A lot of consultations and medications were of no help to her. She herself and her family tried every possible way to get her out of this state. Sadaf’s brother Muttahir, a medical doctor, stopped prescribing medicines to her. He advised her to write. “Jot down your emotions and feelings,” Muttahir told Sadaf.

But Sadaf had never written anything. Her brother told her not to worry about grammar and just write. She started writing the first time on her phone. What she wrote was a response to the advice of her brother. “I think the writing could no way be a panacea for depression.” She later deleted what she wrote.

But the intent with which she wrote was to tell her brother that his advice will be of no use. But to her surprise, she found it a medium to express herself. “It was as if the heaviness of my heart got disappeared,” she said. With this, she started her antidote to her anxiety and depression – writing. Sadaf started writing an unconventional genre- the prose poetry.

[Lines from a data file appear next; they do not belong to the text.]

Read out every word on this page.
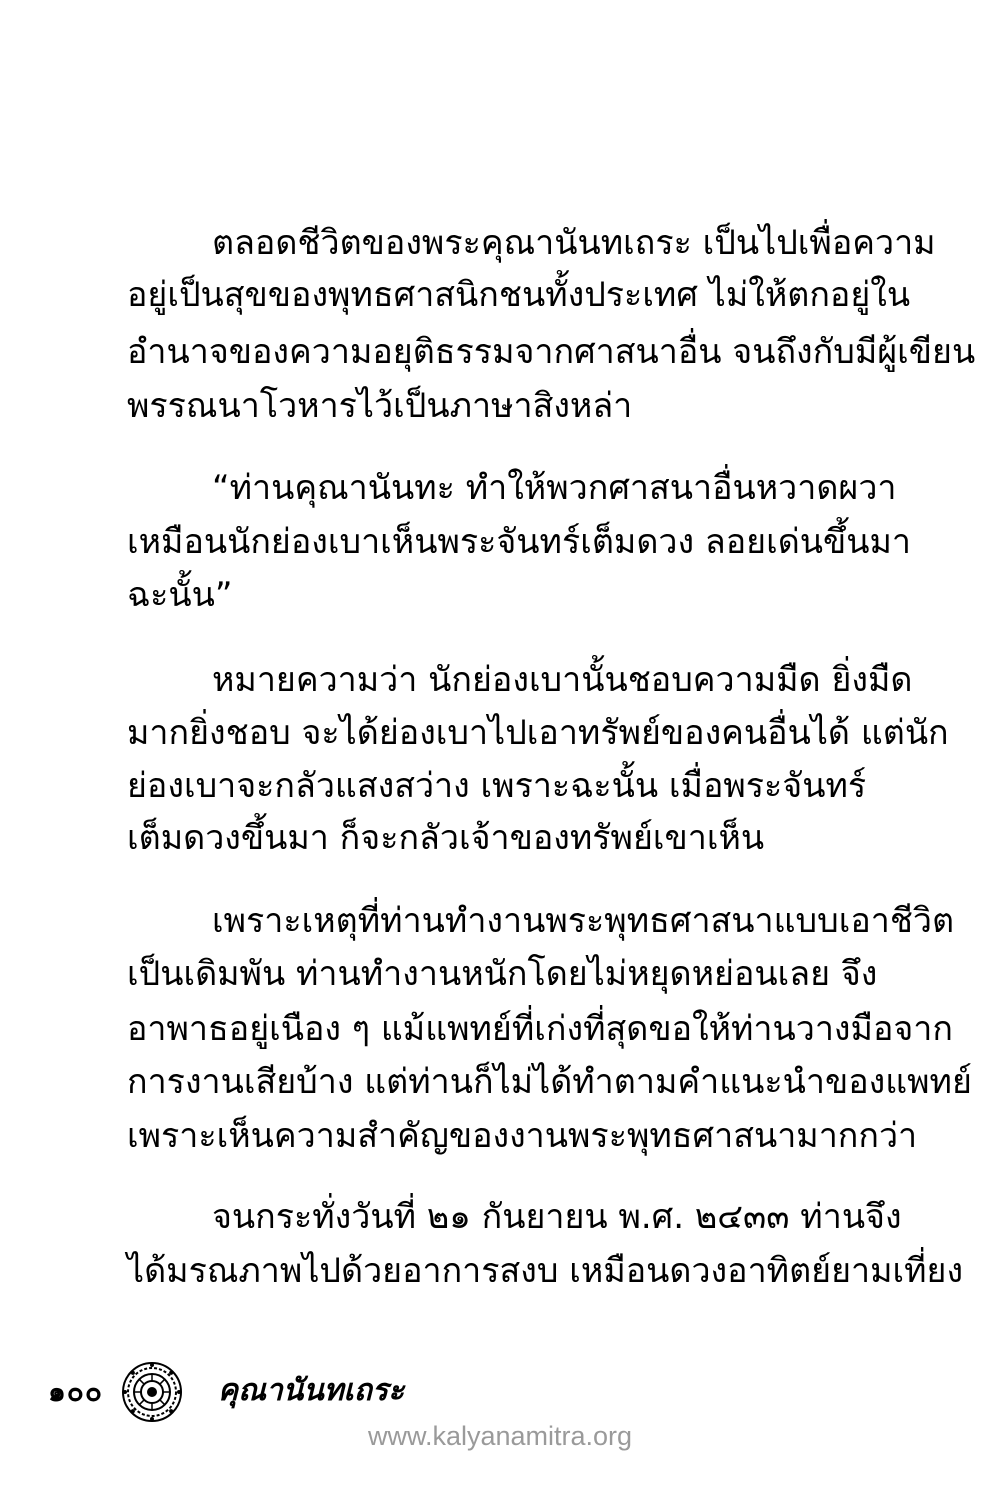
ตลอดชีวิตของพระคุณานันทเถระ เป็นไปเพื่อความ
อยู่เป็นสุขของพุทธศาสนิกชนทั้งประเทศ ไม่ให้ตกอยู่ใน
อำนาจของความอยุติธรรมจากศาสนาอื่น จนถึงกับมีผู้เขียน
พรรณนาโวหารไว้เป็นภาษาสิงหล่า
“ท่านคุณานันทะ ทำให้พวกศาสนาอื่นหวาดผวา
เหมือนนักย่องเบาเห็นพระจันทร์เต็มดวง ลอยเด่นขึ้นมา
ฉะนั้น”
หมายความว่า นักย่องเบานั้นชอบความมืด ยิ่งมืด
มากยิ่งชอบ จะได้ย่องเบาไปเอาทรัพย์ของคนอื่นได้ แต่นัก
ย่องเบาจะกลัวแสงสว่าง เพราะฉะนั้น เมื่อพระจันทร์
เต็มดวงขึ้นมา ก็จะกลัวเจ้าของทรัพย์เขาเห็น
เพราะเหตุที่ท่านทำงานพระพุทธศาสนาแบบเอาชีวิต
เป็นเดิมพัน ท่านทำงานหนักโดยไม่หยุดหย่อนเลย จึง
อาพาธอยู่เนือง ๆ แม้แพทย์ที่เก่งที่สุดขอให้ท่านวางมือจาก
การงานเสียบ้าง แต่ท่านก็ไม่ได้ทำตามคำแนะนำของแพทย์
เพราะเห็นความสำคัญของงานพระพุทธศาสนามากกว่า
จนกระทั่งวันที่ ๒๑ กันยายน พ.ศ. ๒๔๓๓ ท่านจึง
ได้มรณภาพไปด้วยอาการสงบ เหมือนดวงอาทิตย์ยามเที่ยง
๑๐๐	คุณานันทเถระ
www.kalyanamitra.org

Her interest in writing got Sadaf into reading. The first book she read was Kite Runner, by Khalid Husseini, an Afghan writer. “When I read Khalil Gibran’s Wanderer and The Prophet, I fell in love with the way of writing and eloquence his writing has,” she said.

In 2015, she wrote the first prose poetry and never stopped afterwards. “There was no idea as such to write a book. I used to write for my own peace to get rid of the worldly sufferings,” she admitted. But as she kept on writing more and more, there was a compilation of many beautiful pieces.

Sadaf was in touch with another writer friend Asif Khan. He advised her to give her writings the shape of a book. Later in the month of August 2018, Sadaf compiled all her works together. She approached a Delhi-based publishing house Broken Tusk Publishers. There, her work was appreciated and edited by Aporva Tidke, an editor at the publishing house.

By January 2019, her An Anxious Mind was released. It is now available on the online platforms too. The cover page of the book is incoherence of the content. It displays ‘two hands trying to push away some obstacles.’

Apart from writing the ‘prose poetry’, Sadaf is interested in art too. She draws sketches. “By drawing people on the paper gives me happiness,” she said. Art and literature is all time medicine to Sadaf’s inner discomfort.

In Srinagar, the book was released at a function, organised by Jammu & Kashmir Academy of Art culture and languages at their hall.